How do you classify Pritish Nandy? He is a poet, a painter, a journalist, a politician, television personality, film producer and bon vivant. Some years ago, when I asked him why he was trying to buy the Kolkata football club Mohammedan Sporting, he replied: “I am a Rajya Sabha MP from Shiv Sena, the supposedly Hindu fundamentalist, so I thought it would be fun.” But my guess is he will be primarily remembered—and more importantly, want to be remembered—as a poet, one of the brightest of his generation.
Why did he choose to write in English rather than his native Bengali? For, he is one of those rare Bengalis who can speak at length in his native tongue without using a single English word or phrase, and one knows that he has translated the works of several leading Bengali poets. But it is, of course, so much the better that Nandy chose English, thus letting a larger audience have access to his poetry.
After over two decades of silence, Nandy returns with a volume of original poems, an important literary event by any standard. But this time, the tone is bleak and wistful: ‘Three dogs and you./ A few children too./ Books, poems, works of art,/ a few familiar trees down the road./ Love letters written on the wind/ These are all I call my own/ Apart from those dark dreams that keep me awake at night.’

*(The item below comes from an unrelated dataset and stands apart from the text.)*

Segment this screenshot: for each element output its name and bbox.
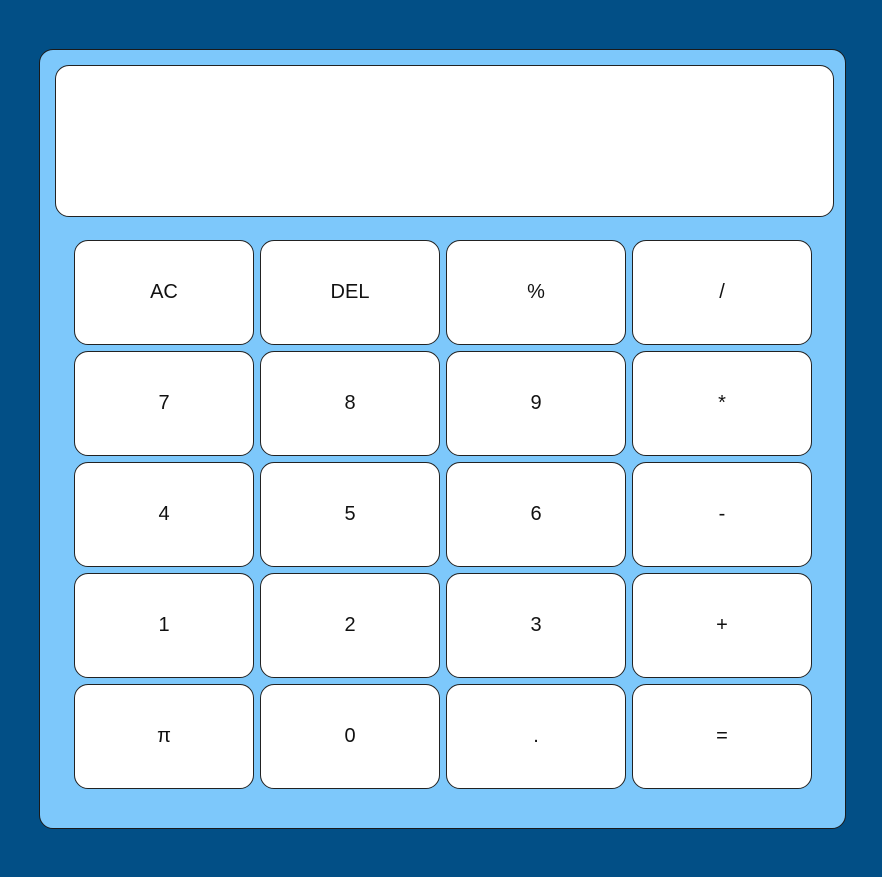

So I see myself in your eyes,/ my country:/ an ageing Kayasth/ who speaks English/ in a Bengali accent and/ can never get his genders right/ in Hindi.’ ‘The sky is not the right blue. It never was./ The forests are not the right green./They never were./Every colour changes every day./Every street rewinds every way./ Everywhere I go, I always stray.’
Is it age? Because this is a mellower Nandy, apparently humbled by life, introspective and nostalgic (‘Shall I ever find you again,/ my country, my childhood, the streets/ I grew up on, the soft sunlight/ trapped outside the window grills,/ the smell of urine-soaked streets/ in the rain?’). A profound sense of loss underpins many of the poems: ‘I knew you once as me./ Today, you are you/ and what we see and share/ is an unfamiliar territory/ marked by time.’
Throughout Again, time is an omnipresent character, corrupting, deleting, making hearts yearn. The anger of youth has been replaced by a not-quite-quiet acceptance that is moving. This is poetry by a man who thinks he has grown old. But who will ever believe that of Nandy?